The area of ∴∴abdb'e is S△DEB'+S△DEB+S△ABE.

∫∠ABC =β

∴ The included angle between B'E and AB obtained by rotating BC counterclockwise is α+β = 180.

∴B'E∥AB

Connect BE, AB'

BC = B 'E = AB

A quadrilateral is a parallelogram.

The area of two triangles divided by the diagonal of the parallelogram is equal.

∴S△ABE=S△BEB'

∴ area+0 in figure 65438 = s △ DBB' ∠BDB'=α in figure 4, BD = DB' = A.

∴S Pentagon ABCDE = s△ DBB' = (BD× DB'/2 )× sin α = (a? /2)×sinα (sine theorem)

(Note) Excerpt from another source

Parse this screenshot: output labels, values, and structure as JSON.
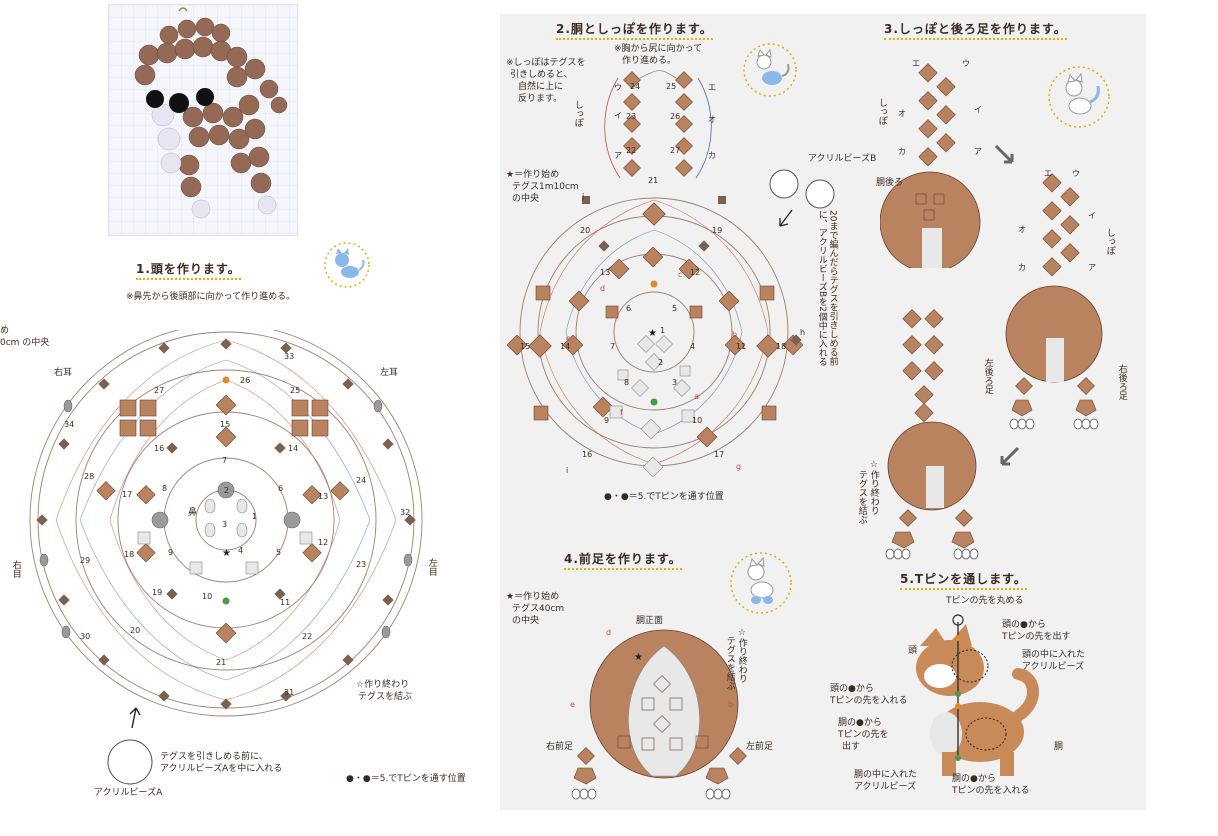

If you haven't studied sine theorem, you can also use the auxiliary line method to find the area of isosceles triangle S△DBB'.

(For the height of waist, h=asinα, then S=ah/2=a? sinα/2)

So this S=(a? /2)×sinα

Applicable to general situations, provided that:

1. convex pentagon

2. Diagonal complementarity

3. Two complementary corners have equal sides.

Haha, I finally finished it. This is actually a junior high school topic, which makes me feel ashamed.

Hope to adopt! The application is full!